The work is divided into four main sections, each corresponding to one of the four elements. The movements evoke their respective images and distinguish themselves from each other primarily through changes in instrumentation and tempo. The background accompaniment in the first movement, "Water," takes a relatively restrained tempo, placing in the foreground a lyrical melody offered by the bass clarinet. Bryars employs a variety of percussion sounds as well, including, as a clever musical pun, a water gong (a gong struck while being dipped in water, altering its pitch). The second movement, "Earth," assumes a somewhat faster tempo, and gives tandem melodic lines to woodwinds, on the one hand, and the vibraphone and marimba, on the other. If the piece has a weak point, it is found here; Bryars admits that in composing the piece he took on the challenge of writing for instruments normally outside his comfort zone, and some of his timbral combinations come off a bit clumsily when they get too busy.
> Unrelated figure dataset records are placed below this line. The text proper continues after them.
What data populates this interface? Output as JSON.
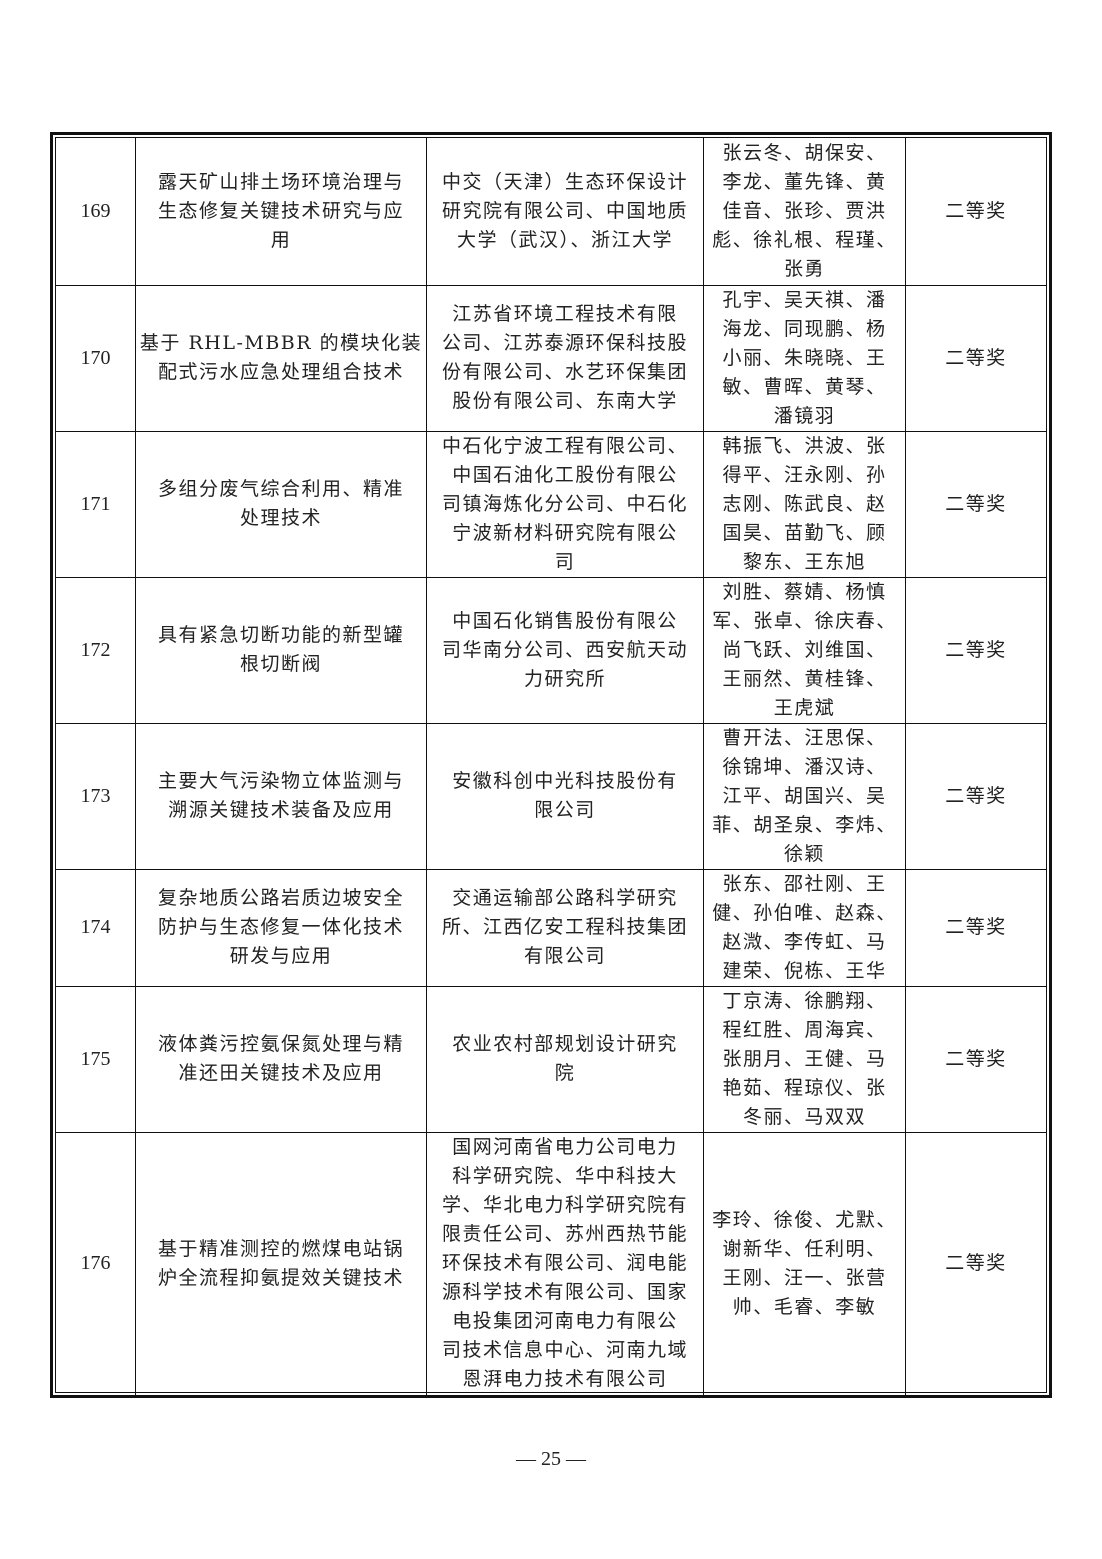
{
  "rows": [
    {
      "no": "169",
      "title": [
        "露天矿山排土场环境治理与",
        "生态修复关键技术研究与应",
        "用"
      ],
      "units": [
        "中交（天津）生态环保设计",
        "研究院有限公司、中国地质",
        "大学（武汉）、浙江大学"
      ],
      "people": [
        "张云冬、胡保安、",
        "李龙、董先锋、黄",
        "佳音、张珍、贾洪",
        "彪、徐礼根、程瑾、",
        "张勇"
      ],
      "award": "二等奖"
    },
    {
      "no": "170",
      "title": [
        "基于 RHL-MBBR 的模块化装",
        "配式污水应急处理组合技术"
      ],
      "units": [
        "江苏省环境工程技术有限",
        "公司、江苏泰源环保科技股",
        "份有限公司、水艺环保集团",
        "股份有限公司、东南大学"
      ],
      "people": [
        "孔宇、吴天祺、潘",
        "海龙、同现鹏、杨",
        "小丽、朱晓晓、王",
        "敏、曹晖、黄琴、",
        "潘镜羽"
      ],
      "award": "二等奖"
    },
    {
      "no": "171",
      "title": [
        "多组分废气综合利用、精准",
        "处理技术"
      ],
      "units": [
        "中石化宁波工程有限公司、",
        "中国石油化工股份有限公",
        "司镇海炼化分公司、中石化",
        "宁波新材料研究院有限公",
        "司"
      ],
      "people": [
        "韩振飞、洪波、张",
        "得平、汪永刚、孙",
        "志刚、陈武良、赵",
        "国昊、苗勤飞、顾",
        "黎东、王东旭"
      ],
      "award": "二等奖"
    },
    {
      "no": "172",
      "title": [
        "具有紧急切断功能的新型罐",
        "根切断阀"
      ],
      "units": [
        "中国石化销售股份有限公",
        "司华南分公司、西安航天动",
        "力研究所"
      ],
      "people": [
        "刘胜、蔡婧、杨慎",
        "军、张卓、徐庆春、",
        "尚飞跃、刘维国、",
        "王丽然、黄桂锋、",
        "王虎斌"
      ],
      "award": "二等奖"
    },
    {
      "no": "173",
      "title": [
        "主要大气污染物立体监测与",
        "溯源关键技术装备及应用"
      ],
      "units": [
        "安徽科创中光科技股份有",
        "限公司"
      ],
      "people": [
        "曹开法、汪思保、",
        "徐锦坤、潘汉诗、",
        "江平、胡国兴、吴",
        "菲、胡圣泉、李炜、",
        "徐颖"
      ],
      "award": "二等奖"
    },
    {
      "no": "174",
      "title": [
        "复杂地质公路岩质边坡安全",
        "防护与生态修复一体化技术",
        "研发与应用"
      ],
      "units": [
        "交通运输部公路科学研究",
        "所、江西亿安工程科技集团",
        "有限公司"
      ],
      "people": [
        "张东、邵社刚、王",
        "健、孙伯唯、赵森、",
        "赵溦、李传虹、马",
        "建荣、倪栋、王华"
      ],
      "award": "二等奖"
    },
    {
      "no": "175",
      "title": [
        "液体粪污控氨保氮处理与精",
        "准还田关键技术及应用"
      ],
      "units": [
        "农业农村部规划设计研究",
        "院"
      ],
      "people": [
        "丁京涛、徐鹏翔、",
        "程红胜、周海宾、",
        "张朋月、王健、马",
        "艳茹、程琼仪、张",
        "冬丽、马双双"
      ],
      "award": "二等奖"
    },
    {
      "no": "176",
      "title": [
        "基于精准测控的燃煤电站锅",
        "炉全流程抑氨提效关键技术"
      ],
      "units": [
        "国网河南省电力公司电力",
        "科学研究院、华中科技大",
        "学、华北电力科学研究院有",
        "限责任公司、苏州西热节能",
        "环保技术有限公司、润电能",
        "源科学技术有限公司、国家",
        "电投集团河南电力有限公",
        "司技术信息中心、河南九域",
        "恩湃电力技术有限公司"
      ],
      "people": [
        "李玲、徐俊、尤默、",
        "谢新华、任利明、",
        "王刚、汪一、张营",
        "帅、毛睿、李敏"
      ],
      "award": "二等奖"
    }
  ],
  "page_number": "— 25 —"
}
The third movement, "Air," is the fastest, with a series of woodwind and brass soloists above busy figurations in the piano and keyboard, while the final movement, "Fire," is slow and surreal, its melody passed smoothly from instrument to instrument, sometimes subjected to electronic effects. The piece ends with a surprising but staid coda, in which a plaintive melody sung by a countertenor hovers above the sustained tones of the instrumental ensemble.